Case: In Re: K-Dur Antitrust Litigation, No. 10-2077, 10-2078, 10-2079, 10-4571 (3d Cir. July 16, 2012).
In an important decision for the pharmaceutical sector and intellectual property law generally, the Third Circuit on July 16 adopted the long-held position of the Federal Trade Commission that so-called “pay-for-delay,” or “reverse payment,” settlements between brand-name and generic pharmaceutical manufacturers are presumptively unlawful under antitrust law.
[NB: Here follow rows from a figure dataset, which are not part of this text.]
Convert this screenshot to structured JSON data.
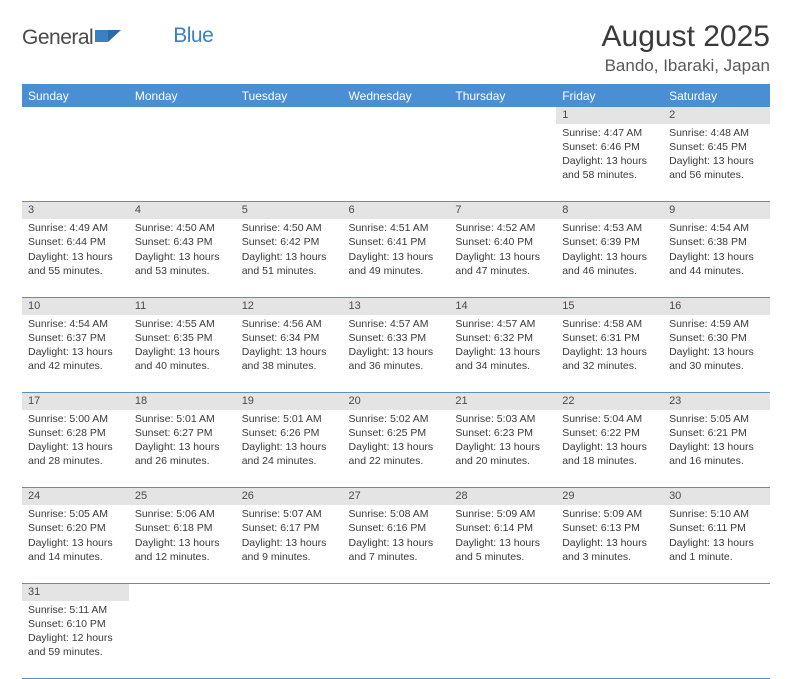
{
  "logo": {
    "part1": "General",
    "part2": "Blue"
  },
  "title": "August 2025",
  "location": "Bando, Ibaraki, Japan",
  "colors": {
    "header_bg": "#4a8fd4",
    "header_text": "#ffffff",
    "daynum_bg": "#e4e4e4",
    "cell_border": "#5a90c8",
    "logo_blue": "#3b7fc4",
    "logo_grey": "#4a4a4a"
  },
  "weekdays": [
    "Sunday",
    "Monday",
    "Tuesday",
    "Wednesday",
    "Thursday",
    "Friday",
    "Saturday"
  ],
  "weeks": [
    [
      null,
      null,
      null,
      null,
      null,
      {
        "n": "1",
        "sunrise": "4:47 AM",
        "sunset": "6:46 PM",
        "daylight": "13 hours and 58 minutes."
      },
      {
        "n": "2",
        "sunrise": "4:48 AM",
        "sunset": "6:45 PM",
        "daylight": "13 hours and 56 minutes."
      }
    ],
    [
      {
        "n": "3",
        "sunrise": "4:49 AM",
        "sunset": "6:44 PM",
        "daylight": "13 hours and 55 minutes."
      },
      {
        "n": "4",
        "sunrise": "4:50 AM",
        "sunset": "6:43 PM",
        "daylight": "13 hours and 53 minutes."
      },
      {
        "n": "5",
        "sunrise": "4:50 AM",
        "sunset": "6:42 PM",
        "daylight": "13 hours and 51 minutes."
      },
      {
        "n": "6",
        "sunrise": "4:51 AM",
        "sunset": "6:41 PM",
        "daylight": "13 hours and 49 minutes."
      },
      {
        "n": "7",
        "sunrise": "4:52 AM",
        "sunset": "6:40 PM",
        "daylight": "13 hours and 47 minutes."
      },
      {
        "n": "8",
        "sunrise": "4:53 AM",
        "sunset": "6:39 PM",
        "daylight": "13 hours and 46 minutes."
      },
      {
        "n": "9",
        "sunrise": "4:54 AM",
        "sunset": "6:38 PM",
        "daylight": "13 hours and 44 minutes."
      }
    ],
    [
      {
        "n": "10",
        "sunrise": "4:54 AM",
        "sunset": "6:37 PM",
        "daylight": "13 hours and 42 minutes."
      },
      {
        "n": "11",
        "sunrise": "4:55 AM",
        "sunset": "6:35 PM",
        "daylight": "13 hours and 40 minutes."
      },
      {
        "n": "12",
        "sunrise": "4:56 AM",
        "sunset": "6:34 PM",
        "daylight": "13 hours and 38 minutes."
      },
      {
        "n": "13",
        "sunrise": "4:57 AM",
        "sunset": "6:33 PM",
        "daylight": "13 hours and 36 minutes."
      },
      {
        "n": "14",
        "sunrise": "4:57 AM",
        "sunset": "6:32 PM",
        "daylight": "13 hours and 34 minutes."
      },
      {
        "n": "15",
        "sunrise": "4:58 AM",
        "sunset": "6:31 PM",
        "daylight": "13 hours and 32 minutes."
      },
      {
        "n": "16",
        "sunrise": "4:59 AM",
        "sunset": "6:30 PM",
        "daylight": "13 hours and 30 minutes."
      }
    ],
    [
      {
        "n": "17",
        "sunrise": "5:00 AM",
        "sunset": "6:28 PM",
        "daylight": "13 hours and 28 minutes."
      },
      {
        "n": "18",
        "sunrise": "5:01 AM",
        "sunset": "6:27 PM",
        "daylight": "13 hours and 26 minutes."
      },
      {
        "n": "19",
        "sunrise": "5:01 AM",
        "sunset": "6:26 PM",
        "daylight": "13 hours and 24 minutes."
      },
      {
        "n": "20",
        "sunrise": "5:02 AM",
        "sunset": "6:25 PM",
        "daylight": "13 hours and 22 minutes."
      },
      {
        "n": "21",
        "sunrise": "5:03 AM",
        "sunset": "6:23 PM",
        "daylight": "13 hours and 20 minutes."
      },
      {
        "n": "22",
        "sunrise": "5:04 AM",
        "sunset": "6:22 PM",
        "daylight": "13 hours and 18 minutes."
      },
      {
        "n": "23",
        "sunrise": "5:05 AM",
        "sunset": "6:21 PM",
        "daylight": "13 hours and 16 minutes."
      }
    ],
    [
      {
        "n": "24",
        "sunrise": "5:05 AM",
        "sunset": "6:20 PM",
        "daylight": "13 hours and 14 minutes."
      },
      {
        "n": "25",
        "sunrise": "5:06 AM",
        "sunset": "6:18 PM",
        "daylight": "13 hours and 12 minutes."
      },
      {
        "n": "26",
        "sunrise": "5:07 AM",
        "sunset": "6:17 PM",
        "daylight": "13 hours and 9 minutes."
      },
      {
        "n": "27",
        "sunrise": "5:08 AM",
        "sunset": "6:16 PM",
        "daylight": "13 hours and 7 minutes."
      },
      {
        "n": "28",
        "sunrise": "5:09 AM",
        "sunset": "6:14 PM",
        "daylight": "13 hours and 5 minutes."
      },
      {
        "n": "29",
        "sunrise": "5:09 AM",
        "sunset": "6:13 PM",
        "daylight": "13 hours and 3 minutes."
      },
      {
        "n": "30",
        "sunrise": "5:10 AM",
        "sunset": "6:11 PM",
        "daylight": "13 hours and 1 minute."
      }
    ],
    [
      {
        "n": "31",
        "sunrise": "5:11 AM",
        "sunset": "6:10 PM",
        "daylight": "12 hours and 59 minutes."
      },
      null,
      null,
      null,
      null,
      null,
      null
    ]
  ],
  "labels": {
    "sunrise": "Sunrise:",
    "sunset": "Sunset:",
    "daylight": "Daylight:"
  }
}
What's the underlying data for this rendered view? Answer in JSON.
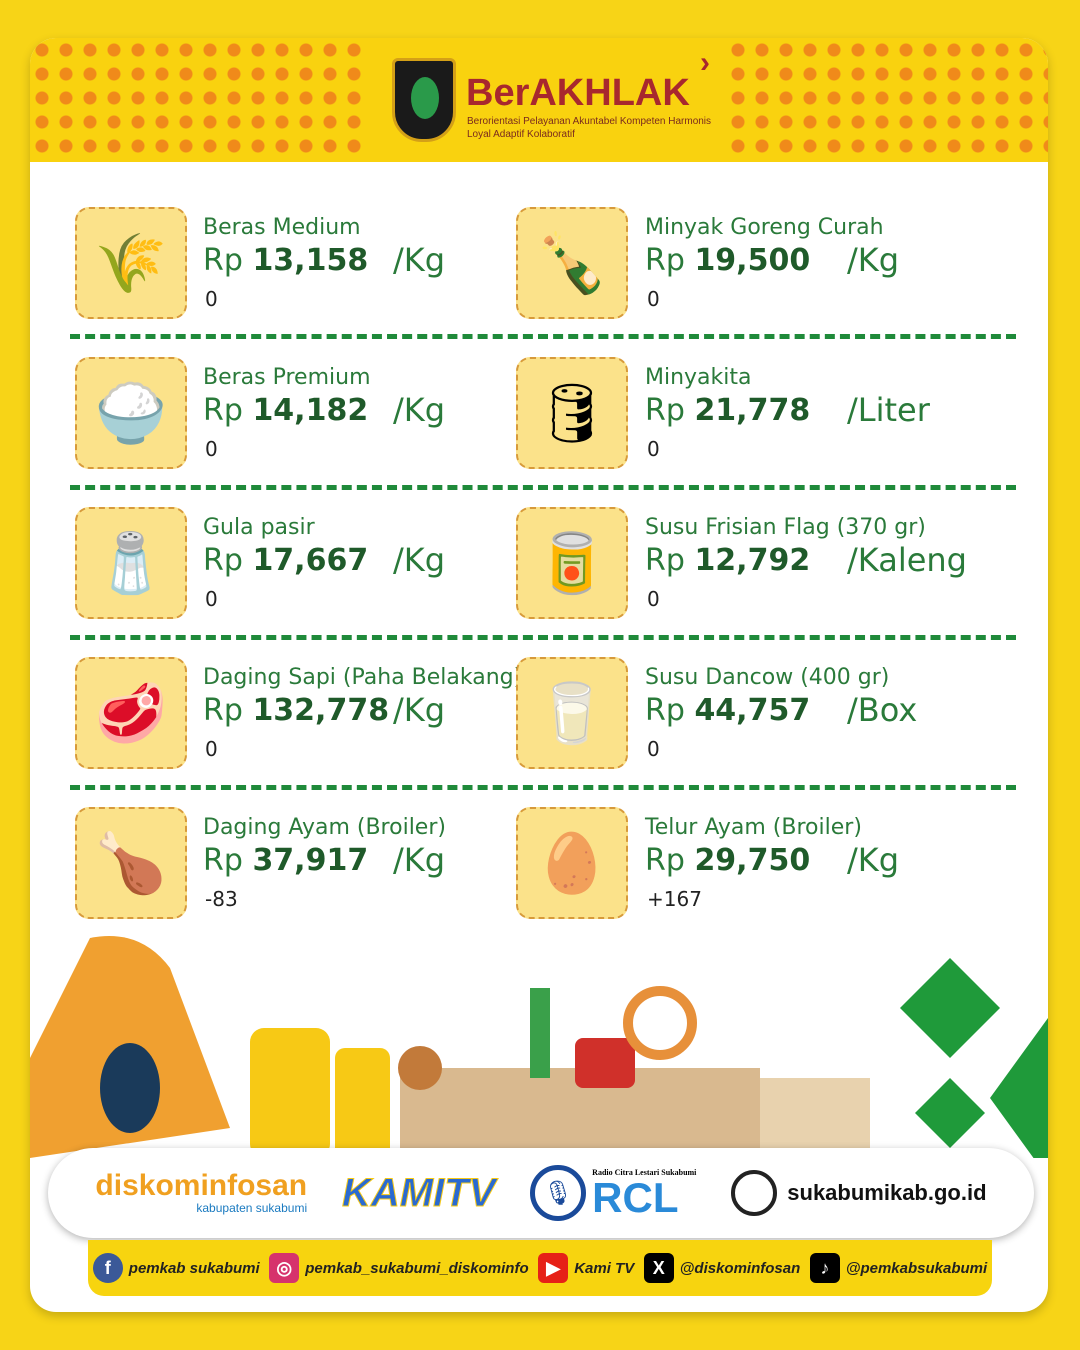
{
  "header": {
    "brand": "BerAKHLAK",
    "tagline": "Berorientasi Pelayanan Akuntabel Kompeten Harmonis Loyal Adaptif Kolaboratif"
  },
  "items": [
    {
      "name": "Beras Medium",
      "currency": "Rp",
      "price": "13,158",
      "unit": "/Kg",
      "change": "0",
      "icon": "rice-sack-icon"
    },
    {
      "name": "Minyak Goreng Curah",
      "currency": "Rp",
      "price": "19,500",
      "unit": "/Kg",
      "change": "0",
      "icon": "oil-bottle-icon"
    },
    {
      "name": "Beras Premium",
      "currency": "Rp",
      "price": "14,182",
      "unit": "/Kg",
      "change": "0",
      "icon": "rice-bag-icon"
    },
    {
      "name": "Minyakita",
      "currency": "Rp",
      "price": "21,778",
      "unit": "/Liter",
      "change": "0",
      "icon": "oil-jerrycan-icon"
    },
    {
      "name": "Gula pasir",
      "currency": "Rp",
      "price": "17,667",
      "unit": "/Kg",
      "change": "0",
      "icon": "sugar-bag-icon"
    },
    {
      "name": "Susu Frisian Flag (370 gr)",
      "currency": "Rp",
      "price": "12,792",
      "unit": "/Kaleng",
      "change": "0",
      "icon": "condensed-milk-can-icon"
    },
    {
      "name": "Daging Sapi (Paha Belakang)",
      "currency": "Rp",
      "price": "132,778",
      "unit": "/Kg",
      "change": "0",
      "icon": "beef-icon"
    },
    {
      "name": "Susu Dancow (400 gr)",
      "currency": "Rp",
      "price": "44,757",
      "unit": "/Box",
      "change": "0",
      "icon": "milk-box-icon"
    },
    {
      "name": "Daging Ayam (Broiler)",
      "currency": "Rp",
      "price": "37,917",
      "unit": "/Kg",
      "change": "-83",
      "icon": "chicken-leg-icon"
    },
    {
      "name": "Telur Ayam (Broiler)",
      "currency": "Rp",
      "price": "29,750",
      "unit": "/Kg",
      "change": "+167",
      "icon": "egg-icon"
    }
  ],
  "footer": {
    "diskominfosan": "diskominfosan",
    "diskominfosan_sub": "kabupaten sukabumi",
    "kamitv": "KAMITV",
    "rcl": "RCL",
    "rcl_sub": "Radio Citra Lestari Sukabumi",
    "website": "sukabumikab.go.id"
  },
  "social": [
    {
      "icon": "facebook-icon",
      "label": "pemkab sukabumi",
      "color": "#3b5998"
    },
    {
      "icon": "instagram-icon",
      "label": "pemkab_sukabumi_diskominfo",
      "color": "#d6336c"
    },
    {
      "icon": "youtube-icon",
      "label": "Kami TV",
      "color": "#e62117"
    },
    {
      "icon": "x-icon",
      "label": "@diskominfosan",
      "color": "#000000"
    },
    {
      "icon": "tiktok-icon",
      "label": "@pemkabsukabumi",
      "color": "#000000"
    }
  ],
  "colors": {
    "background": "#f7d417",
    "green": "#2a7a3a",
    "brand": "#a8282e"
  }
}
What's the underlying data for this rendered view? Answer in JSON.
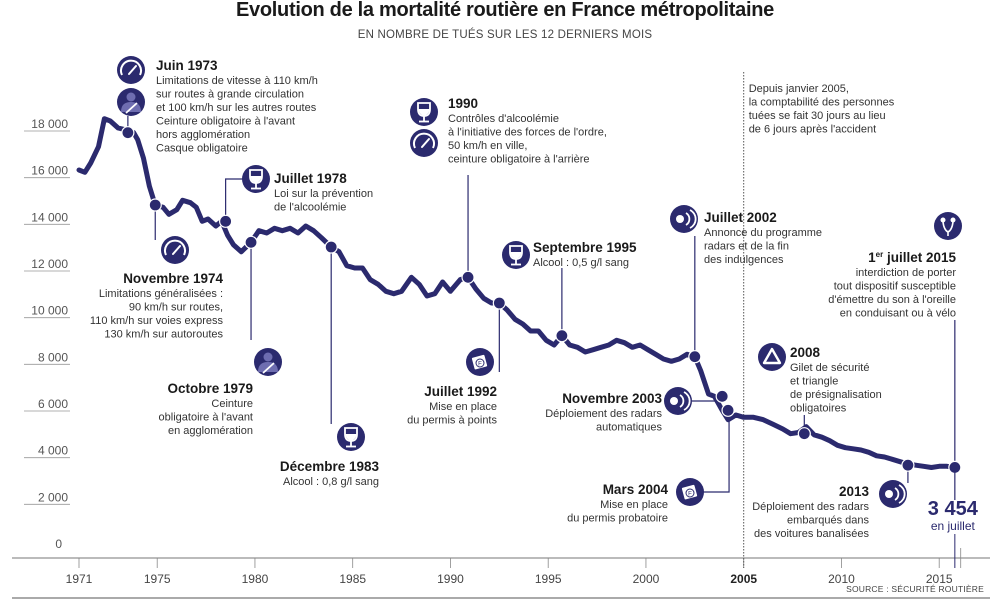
{
  "chart_data": {
    "type": "line",
    "title": "Evolution de la mortalité routière en France métropolitaine",
    "subtitle": "EN NOMBRE DE TUÉS SUR LES 12 DERNIERS MOIS",
    "xlabel": "",
    "ylabel": "",
    "xlim": [
      1970.5,
      2016.5
    ],
    "ylim": [
      0,
      18000
    ],
    "x_ticks": [
      "1971",
      "1975",
      "1980",
      "1985",
      "1990",
      "1995",
      "2000",
      "2005",
      "2010",
      "2015"
    ],
    "x_tick_values": [
      1971,
      1975,
      1980,
      1985,
      1990,
      1995,
      2000,
      2005,
      2010,
      2015
    ],
    "x_tick_bold": "2005",
    "y_ticks": [
      "0",
      "2 000",
      "4 000",
      "6 000",
      "8 000",
      "10 000",
      "12 000",
      "14 000",
      "16 000",
      "18 000"
    ],
    "y_tick_values": [
      0,
      2000,
      4000,
      6000,
      8000,
      10000,
      12000,
      14000,
      16000,
      18000
    ],
    "grid": false,
    "legend": "none",
    "series": [
      {
        "name": "Tués sur 12 mois glissants",
        "color": "#2b2a6e",
        "x": [
          1971.0,
          1971.3,
          1971.6,
          1972.0,
          1972.3,
          1972.6,
          1973.0,
          1973.5,
          1973.8,
          1974.0,
          1974.3,
          1974.6,
          1974.9,
          1975.3,
          1975.6,
          1976.0,
          1976.3,
          1976.7,
          1977.0,
          1977.3,
          1977.6,
          1978.0,
          1978.3,
          1978.6,
          1978.9,
          1979.3,
          1979.8,
          1980.2,
          1980.6,
          1981.0,
          1981.4,
          1981.8,
          1982.2,
          1982.6,
          1983.0,
          1983.4,
          1983.9,
          1984.3,
          1984.7,
          1985.1,
          1985.5,
          1985.9,
          1986.3,
          1986.7,
          1987.1,
          1987.5,
          1988.0,
          1988.4,
          1988.8,
          1989.2,
          1989.6,
          1990.0,
          1990.5,
          1990.9,
          1991.3,
          1991.7,
          1992.1,
          1992.5,
          1992.9,
          1993.3,
          1993.7,
          1994.1,
          1994.5,
          1994.9,
          1995.3,
          1995.7,
          1996.1,
          1996.5,
          1996.9,
          1997.3,
          1997.7,
          1998.1,
          1998.5,
          1998.9,
          1999.3,
          1999.7,
          2000.1,
          2000.5,
          2000.9,
          2001.3,
          2001.7,
          2002.1,
          2002.5,
          2002.8,
          2003.2,
          2003.5,
          2003.9,
          2004.2,
          2004.6,
          2005.0,
          2005.5,
          2006.0,
          2006.5,
          2007.0,
          2007.4,
          2007.8,
          2008.2,
          2008.6,
          2009.0,
          2009.4,
          2009.8,
          2010.2,
          2010.6,
          2011.0,
          2011.4,
          2011.8,
          2012.2,
          2012.6,
          2013.0,
          2013.4,
          2013.8,
          2014.2,
          2014.6,
          2015.0,
          2015.4,
          2015.8
        ],
        "y": [
          16200,
          16100,
          16500,
          17200,
          18400,
          18300,
          18000,
          17900,
          17800,
          17500,
          16700,
          15500,
          14700,
          14600,
          14300,
          14500,
          14900,
          14800,
          14600,
          14000,
          14100,
          13800,
          14000,
          13400,
          13000,
          12700,
          13100,
          13600,
          13500,
          13700,
          13600,
          13700,
          13500,
          13800,
          13600,
          13300,
          12900,
          12700,
          12100,
          12000,
          12000,
          11500,
          11300,
          11000,
          10900,
          11000,
          11600,
          11300,
          10800,
          10900,
          11400,
          11000,
          11500,
          11600,
          11100,
          10700,
          10500,
          10500,
          10200,
          9800,
          9600,
          9300,
          9300,
          8900,
          8700,
          9100,
          8700,
          8600,
          8400,
          8500,
          8600,
          8700,
          8900,
          8800,
          8600,
          8700,
          8500,
          8300,
          8100,
          8000,
          8100,
          8300,
          8200,
          7600,
          6600,
          6500,
          5900,
          5500,
          5700,
          5600,
          5600,
          5500,
          5300,
          5100,
          4900,
          4950,
          5200,
          4850,
          4750,
          4600,
          4400,
          4300,
          4250,
          4200,
          4100,
          3950,
          3900,
          3800,
          3700,
          3600,
          3550,
          3500,
          3450,
          3500,
          3500,
          3454
        ]
      }
    ],
    "events": [
      {
        "id": "juin-1973",
        "year": 1973.5,
        "value": 17800,
        "title": "Juin 1973",
        "lines": [
          "Limitations de vitesse à 110 km/h",
          "sur routes à grande circulation",
          "et 100 km/h sur les autres routes",
          "Ceinture obligatoire à l'avant",
          "hors agglomération",
          "Casque obligatoire"
        ],
        "icons": [
          "speedometer-icon",
          "seatbelt-icon"
        ]
      },
      {
        "id": "novembre-1974",
        "year": 1974.9,
        "value": 14700,
        "title": "Novembre 1974",
        "lines": [
          "Limitations généralisées :",
          "90 km/h sur routes,",
          "110 km/h sur voies express",
          "130 km/h sur autoroutes"
        ],
        "icons": [
          "speedometer-icon"
        ]
      },
      {
        "id": "juillet-1978",
        "year": 1978.5,
        "value": 14000,
        "title": "Juillet 1978",
        "lines": [
          "Loi sur la prévention",
          "de l'alcoolémie"
        ],
        "icons": [
          "wine-glass-icon"
        ]
      },
      {
        "id": "octobre-1979",
        "year": 1979.8,
        "value": 13100,
        "title": "Octobre 1979",
        "lines": [
          "Ceinture",
          "obligatoire à l'avant",
          "en agglomération"
        ],
        "icons": [
          "seatbelt-icon"
        ]
      },
      {
        "id": "decembre-1983",
        "year": 1983.9,
        "value": 12900,
        "title": "Décembre 1983",
        "lines": [
          "Alcool : 0,8 g/l sang"
        ],
        "icons": [
          "wine-glass-icon"
        ]
      },
      {
        "id": "1990",
        "year": 1990.9,
        "value": 11600,
        "title": "1990",
        "lines": [
          "Contrôles d'alcoolémie",
          "à l'initiative des forces de l'ordre,",
          "50 km/h en ville,",
          "ceinture obligatoire à l'arrière"
        ],
        "icons": [
          "wine-glass-icon",
          "speedometer-icon"
        ]
      },
      {
        "id": "juillet-1992",
        "year": 1992.5,
        "value": 10500,
        "title": "Juillet 1992",
        "lines": [
          "Mise en place",
          "du permis à points"
        ],
        "icons": [
          "license-icon"
        ]
      },
      {
        "id": "septembre-1995",
        "year": 1995.7,
        "value": 9100,
        "title": "Septembre 1995",
        "lines": [
          "Alcool : 0,5 g/l sang"
        ],
        "icons": [
          "wine-glass-icon"
        ]
      },
      {
        "id": "juillet-2002",
        "year": 2002.5,
        "value": 8200,
        "title": "Juillet 2002",
        "lines": [
          "Annonce du programme",
          "radars et de la fin",
          "des indulgences"
        ],
        "icons": [
          "radar-icon"
        ]
      },
      {
        "id": "novembre-2003",
        "year": 2003.9,
        "value": 6500,
        "title": "Novembre 2003",
        "lines": [
          "Déploiement des radars",
          "automatiques"
        ],
        "icons": [
          "radar-icon"
        ]
      },
      {
        "id": "mars-2004",
        "year": 2004.2,
        "value": 5900,
        "title": "Mars 2004",
        "lines": [
          "Mise en place",
          "du permis probatoire"
        ],
        "icons": [
          "license-icon"
        ]
      },
      {
        "id": "2008",
        "year": 2008.1,
        "value": 4900,
        "title": "2008",
        "lines": [
          "Gilet de sécurité",
          "et triangle",
          "de présignalisation",
          "obligatoires"
        ],
        "icons": [
          "warning-triangle-icon"
        ]
      },
      {
        "id": "2013",
        "year": 2013.4,
        "value": 3550,
        "title": "2013",
        "lines": [
          "Déploiement des radars",
          "embarqués dans",
          "des voitures banalisées"
        ],
        "icons": [
          "radar-icon"
        ]
      },
      {
        "id": "juillet-2015",
        "year": 2015.8,
        "value": 3454,
        "title": "1er juillet 2015",
        "lines": [
          "interdiction de porter",
          "tout dispositif susceptible",
          "d'émettre du son à l'oreille",
          "en conduisant ou à vélo"
        ],
        "icons": [
          "earphones-icon"
        ]
      }
    ],
    "annotations": {
      "methodology_note": [
        "Depuis janvier 2005,",
        "la comptabilité des personnes",
        "tuées se fait 30 jours au lieu",
        "de 6 jours après l'accident"
      ],
      "methodology_year": 2005,
      "final_value": "3 454",
      "final_label": "en juillet"
    },
    "source": "SOURCE : SÉCURITÉ ROUTIÈRE"
  },
  "colors": {
    "accent": "#2b2a6e",
    "icon_light": "#ffffff",
    "axis": "#666666"
  }
}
The holding gives the FTC its first win on this issue in almost a decade and creates a 3 to 3 split among the U.S. Court of Appeals, virtually ensuring Supreme Court review of this controversial issue.
This case is the latest in a long line of cases to address the antitrust implications of settlements of patent infringement cases brought under the Hatch-Waxman Act. The FTC has been waging a decade-long campaign against reverse settlements, but for the last seven years, the agency has lost in court, with the Eleventh, Second, and Federal Circuits all applying a permissive “scope of the patent” test under which settlements are lawful provided the entry date falls within the life of the patent at issue.
The Third Circuit decision is the first time in almost a decade that an appellate court has sided with the FTC for which these cases have been a centerpiece of its antitrust agenda in the health care field. The decision creates a razor-sharp conflict within the circuits that the Supreme Court will now almost certainly have to resolve.